Yes, for localized failures, but you still need to remove bricks back far enough to reach stable base material, not just patch the exact hole. Cut the work boundaries to straight lines, excavate to solid granular base, and compact in lifts before you reset bricks so the repair does not become a hinge that shifts over time.
What’s the most common mistake that makes a relaid patio fail again quickly?
Rushing the base and grading. If you don’t remove old bedding, rebuild to correct base depth, compact to consistent density, and achieve the correct slope away from the house, the joints will look fine at first but the patio will settle, wobble, and wash out within a short time.
Do I need to use a plate compactor, or is hand tamping enough?
For the base, hand tamping is usually not enough to reach consistent density. A plate compactor is the practical way to compact crushed stone in 2 to 3 inch lifts so the surface doesn’t deflect when stepped on. For older, softer brick surfaces, use a protective mat or lower compactor settings to avoid surface damage.
How deep should I dig out for a relay?
A common target is 4 to 6 inches of compacted crushed stone under the patio surface, plus the sand bedding layer thickness used for setting bricks. If your existing base is unknown depth or has soft spots, excavate down to firm material and then rebuild to the proper total base thickness rather than topping up with sand.
Why do some relaid patios get weeds even when I use polymeric sand?
Polymeric sand reduces weeds, but it cannot compensate for an ongoing drainage issue or contaminated joints. If rain can still push water under the patio, fines and debris move into joints, and weed seeds can survive underneath. Confirm the slope, check for organic material, and keep joints fully filled after compaction.
Can I apply polymeric sand in cool weather or when it’s damp?
Polymeric sand needs a sustained warm window, typically above 50°F for at least 48 hours after installation, and the pavers must be completely dry when you sweep it in. If dew is settling or rain is likely soon, wait. Damp application can clump and leave residue that is hard to remove.
How long should I wait before getting back on the patio after relaying?
After polymeric sand activation, avoid foot traffic for at least 24 hours. Keep heavy traffic and moving furniture off the surface for 48 to 72 hours to allow the joints to set fully, and then check the joints after the first significant rain to see if topping up is needed.
What if my patio bricks are level during installation but become uneven after a few months?
That usually points to base instability, such as a soft spot that wasn’t fully removed, inadequate compaction, or water still traveling under the patio. Lift the affected area, excavate back to stable granular material, backfill in thin compacted lifts, and relay. If the same spot fails repeatedly, investigate subsoil drainage or nearby water sources.
How do I prevent edge creep (bricks pushing outward)?
Install perimeter restraints around the full perimeter before you relay, and pin them properly into the compacted base. Edge creep often starts when restraints are missing, underpinned, or installed after the bricks are already set, so the outer course lacks lateral support.
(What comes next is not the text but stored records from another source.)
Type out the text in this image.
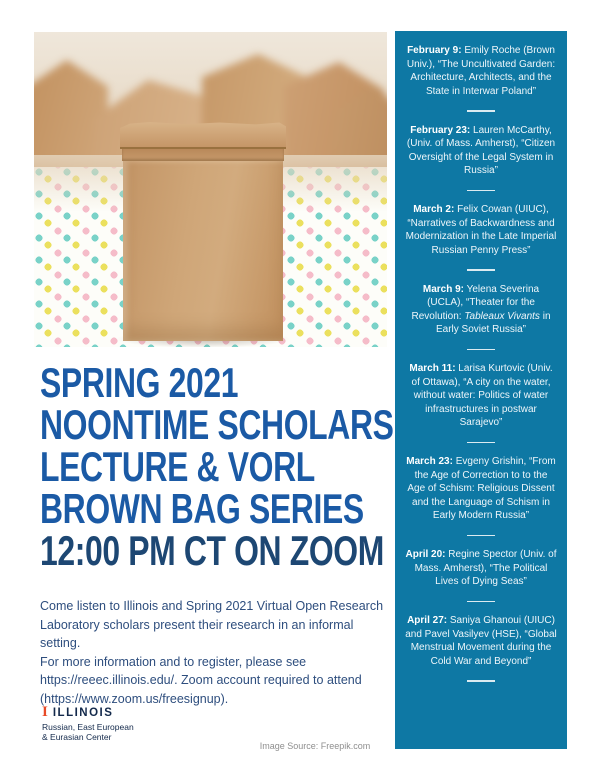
February 9: Emily Roche (Brown Univ.), “The Uncultivated Garden: Architecture, Architects, and the State in Interwar Poland”
February 23: Lauren McCarthy, (Univ. of Mass. Amherst), “Citizen Oversight of the Legal System in Russia”
March 2: Felix Cowan (UIUC), “Narratives of Backwardness and Modernization in the Late Imperial Russian Penny Press”
March 9: Yelena Severina (UCLA), “Theater for the Revolution: Tableaux Vivants in Early Soviet Russia”
March 11: Larisa Kurtovic (Univ. of Ottawa), “A city on the water, without water: Politics of water infrastructures in postwar Sarajevo”
March 23: Evgeny Grishin, “From the Age of Correction to to the Age of Schism: Religious Dissent and the Language of Schism in Early Modern Russia”
April 20: Regine Spector (Univ. of Mass. Amherst), “The Political Lives of Dying Seas”
April 27: Saniya Ghanoui (UIUC) and Pavel Vasilyev (HSE), “Global Menstrual Movement during the Cold War and Beyond”
SPRING 2021
NOONTIME SCHOLARS
LECTURE & VORL
BROWN BAG SERIES
12:00 PM CT ON ZOOM

Come listen to Illinois and Spring 2021 Virtual Open Research
Laboratory scholars present their research in an informal setting.
For more information and to register, please see
https://reeec.illinois.edu/. Zoom account required to attend
(https://www.zoom.us/freesignup).

I ILLINOIS
Russian, East European
& Eurasian Center
Image Source: Freepik.com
Should I seal clay brick after relaying?
Sealing is optional and depends on the brick type and what problem you are trying to solve, like color enhancement or stain resistance. If you do seal, wait at least 30 days after relaying so jointing sand can cure, and choose a breathable penetrating sealer. Film-forming sealers can trap moisture if applied at the wrong time or over damp surfaces.
Can I reuse the old bedding sand if it looks clean?
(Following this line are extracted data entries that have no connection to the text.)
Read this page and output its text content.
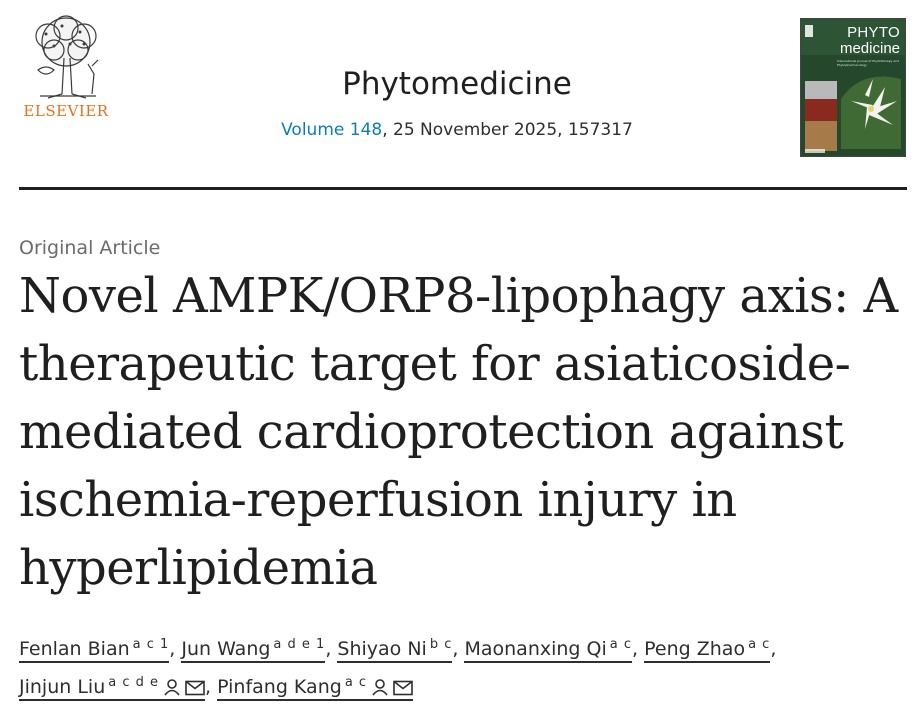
ELSEVIER
Phytomedicine
Volume 148, 25 November 2025, 157317
PHYTO
medicine
International Journal of Phytotherapy and Phytopharmacology
Original Article
Novel AMPK/ORP8-lipophagy axis: A therapeutic target for asiaticoside-mediated cardioprotection against ischemia-reperfusion injury in hyperlipidemia
Fenlan Bian $^{a c 1}$, Jun Wang $^{a d e 1}$, Shiyao Ni $^{b c}$, Maonanxing Qi $^{a c}$, Peng Zhao $^{a c}$,
Jinjun Liu $^{a c d e}$ , Pinfang Kang $^{a c}$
No. Even if it appears fine, old bedding sand typically contains fines and contaminants like weed seeds, and it can interfere with locking and drainage at the base. Remove it completely and replace with fresh coarse, washed bedding sand to maintain the correct thickness and performance.
What’s the best way to keep brick cutting accurate along the edges?
Dry-fit brick rows and measure gaps along both sides before you cut, because patterns can drift slightly with irregular edges. If you score without a wet saw, use a guide and make test breaks on scrap first. Aim for straight, clean cuts and keep joint spacing consistent so the perimeter line does not “wander” visually.